Warum die Antwort von Bischof Bätzing auf die Kritik der weltweiten Bischöfe gar keine Antwort ist, sondern ein Ausweichmanöver
Eine Analyse von Dr. Martin Brüske
Am 11. April 2022 haben insgesamt 74 Kardinäle und Bischöfe aus den USA, Afrika, Kanada und Australien mit einem Schreiben Ihre Sorge über die Situation in Deutschland und die Entwicklungen und Beschlüsse des Synodalen Weges ausgedrückt und einen „Brüderlicher Brief an unsere Mitbrüder im Bischofsamt in Deutschland“ an den Vorsitzenden der Deutschen Bischofkonferenz, Georg Bätzing, formuliert. Dieser antwortete nun seinerseits in einem Antwortschreiben, dokumentiert von der DBK unter diesem Link.

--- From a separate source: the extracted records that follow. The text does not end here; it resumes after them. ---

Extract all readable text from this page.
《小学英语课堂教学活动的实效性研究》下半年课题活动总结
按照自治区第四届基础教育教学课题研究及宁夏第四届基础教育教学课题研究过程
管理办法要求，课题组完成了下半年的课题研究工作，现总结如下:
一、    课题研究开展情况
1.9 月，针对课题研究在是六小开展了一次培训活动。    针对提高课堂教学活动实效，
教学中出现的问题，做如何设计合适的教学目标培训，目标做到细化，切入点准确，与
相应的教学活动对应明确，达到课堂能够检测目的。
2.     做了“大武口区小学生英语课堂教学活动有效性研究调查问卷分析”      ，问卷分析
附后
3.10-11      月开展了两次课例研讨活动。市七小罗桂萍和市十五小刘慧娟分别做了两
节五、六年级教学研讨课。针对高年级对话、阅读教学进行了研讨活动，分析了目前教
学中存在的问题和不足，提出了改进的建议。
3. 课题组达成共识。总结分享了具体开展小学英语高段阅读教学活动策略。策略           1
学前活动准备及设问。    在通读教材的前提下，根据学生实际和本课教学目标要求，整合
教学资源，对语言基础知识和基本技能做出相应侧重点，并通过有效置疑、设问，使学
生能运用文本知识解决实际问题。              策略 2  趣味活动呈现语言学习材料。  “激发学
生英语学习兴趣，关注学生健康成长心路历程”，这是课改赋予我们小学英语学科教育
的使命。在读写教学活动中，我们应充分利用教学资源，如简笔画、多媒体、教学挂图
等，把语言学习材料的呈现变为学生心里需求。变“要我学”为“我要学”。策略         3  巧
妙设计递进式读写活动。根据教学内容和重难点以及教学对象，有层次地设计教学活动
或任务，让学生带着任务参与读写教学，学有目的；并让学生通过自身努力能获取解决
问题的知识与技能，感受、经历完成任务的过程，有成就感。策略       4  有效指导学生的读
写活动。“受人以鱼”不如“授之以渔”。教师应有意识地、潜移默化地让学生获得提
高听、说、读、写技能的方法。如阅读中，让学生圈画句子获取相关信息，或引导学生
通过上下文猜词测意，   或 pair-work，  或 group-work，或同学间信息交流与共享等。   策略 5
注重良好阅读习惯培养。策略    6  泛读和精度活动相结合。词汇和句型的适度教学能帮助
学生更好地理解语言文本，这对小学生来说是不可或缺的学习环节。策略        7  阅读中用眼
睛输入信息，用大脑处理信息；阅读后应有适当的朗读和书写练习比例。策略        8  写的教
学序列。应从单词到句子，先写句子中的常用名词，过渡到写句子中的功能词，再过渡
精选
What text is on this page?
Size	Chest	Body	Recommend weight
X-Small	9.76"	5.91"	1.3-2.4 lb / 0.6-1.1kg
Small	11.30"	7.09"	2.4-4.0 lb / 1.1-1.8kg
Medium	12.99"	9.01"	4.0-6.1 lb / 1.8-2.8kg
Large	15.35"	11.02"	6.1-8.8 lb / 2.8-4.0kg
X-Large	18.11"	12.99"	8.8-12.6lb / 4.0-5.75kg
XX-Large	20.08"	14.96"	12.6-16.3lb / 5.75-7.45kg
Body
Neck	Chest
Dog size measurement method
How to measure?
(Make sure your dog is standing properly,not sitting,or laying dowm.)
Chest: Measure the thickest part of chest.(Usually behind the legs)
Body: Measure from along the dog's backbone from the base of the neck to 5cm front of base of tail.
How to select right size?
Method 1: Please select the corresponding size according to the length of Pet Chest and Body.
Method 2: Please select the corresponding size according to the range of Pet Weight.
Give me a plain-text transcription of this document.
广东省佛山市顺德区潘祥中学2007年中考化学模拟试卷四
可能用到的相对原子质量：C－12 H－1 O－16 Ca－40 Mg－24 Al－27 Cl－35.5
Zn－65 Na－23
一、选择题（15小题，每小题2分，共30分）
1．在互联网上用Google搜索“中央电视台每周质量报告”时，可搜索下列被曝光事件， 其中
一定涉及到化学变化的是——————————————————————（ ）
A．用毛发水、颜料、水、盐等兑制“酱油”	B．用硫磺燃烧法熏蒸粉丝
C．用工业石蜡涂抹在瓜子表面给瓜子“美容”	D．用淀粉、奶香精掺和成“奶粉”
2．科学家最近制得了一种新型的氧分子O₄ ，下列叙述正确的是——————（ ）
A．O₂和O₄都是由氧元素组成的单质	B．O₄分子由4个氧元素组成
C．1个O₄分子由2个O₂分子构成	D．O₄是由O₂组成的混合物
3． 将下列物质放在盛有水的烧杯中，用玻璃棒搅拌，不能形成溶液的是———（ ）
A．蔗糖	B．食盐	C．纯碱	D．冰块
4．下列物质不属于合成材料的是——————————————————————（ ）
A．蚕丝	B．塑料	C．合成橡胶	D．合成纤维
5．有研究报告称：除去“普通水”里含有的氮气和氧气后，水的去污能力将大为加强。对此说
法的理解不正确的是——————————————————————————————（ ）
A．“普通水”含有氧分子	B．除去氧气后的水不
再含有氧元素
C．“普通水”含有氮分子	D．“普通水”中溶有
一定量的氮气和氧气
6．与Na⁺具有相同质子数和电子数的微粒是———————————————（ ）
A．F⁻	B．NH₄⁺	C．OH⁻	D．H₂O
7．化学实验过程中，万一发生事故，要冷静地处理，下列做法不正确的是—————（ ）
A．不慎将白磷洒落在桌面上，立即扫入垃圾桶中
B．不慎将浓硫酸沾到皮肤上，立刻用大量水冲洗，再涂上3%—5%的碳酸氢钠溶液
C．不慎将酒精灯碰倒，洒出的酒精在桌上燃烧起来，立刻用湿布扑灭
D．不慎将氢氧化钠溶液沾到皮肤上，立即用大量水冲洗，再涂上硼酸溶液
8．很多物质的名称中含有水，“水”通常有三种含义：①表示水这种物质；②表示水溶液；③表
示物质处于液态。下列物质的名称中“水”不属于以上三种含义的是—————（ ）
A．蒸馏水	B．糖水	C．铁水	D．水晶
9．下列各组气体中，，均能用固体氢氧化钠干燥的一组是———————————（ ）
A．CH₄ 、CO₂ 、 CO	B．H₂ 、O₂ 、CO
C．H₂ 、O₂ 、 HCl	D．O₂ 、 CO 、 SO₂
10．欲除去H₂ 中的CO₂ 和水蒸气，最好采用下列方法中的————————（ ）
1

Die Initiative Neuer Anfang ordnet die Antwort von Bischof Bätzing ein und kommt zu dem Schluss: Die 74 Bischofs-Brüder hätten angesichts der Lage eine konkretere Antwort verdient als diesen leicht zu durchschauenden Beschwichtigungsversuch, der dem Ernst des Anliegens in keiner Weise gerecht wird. Eine Analyse.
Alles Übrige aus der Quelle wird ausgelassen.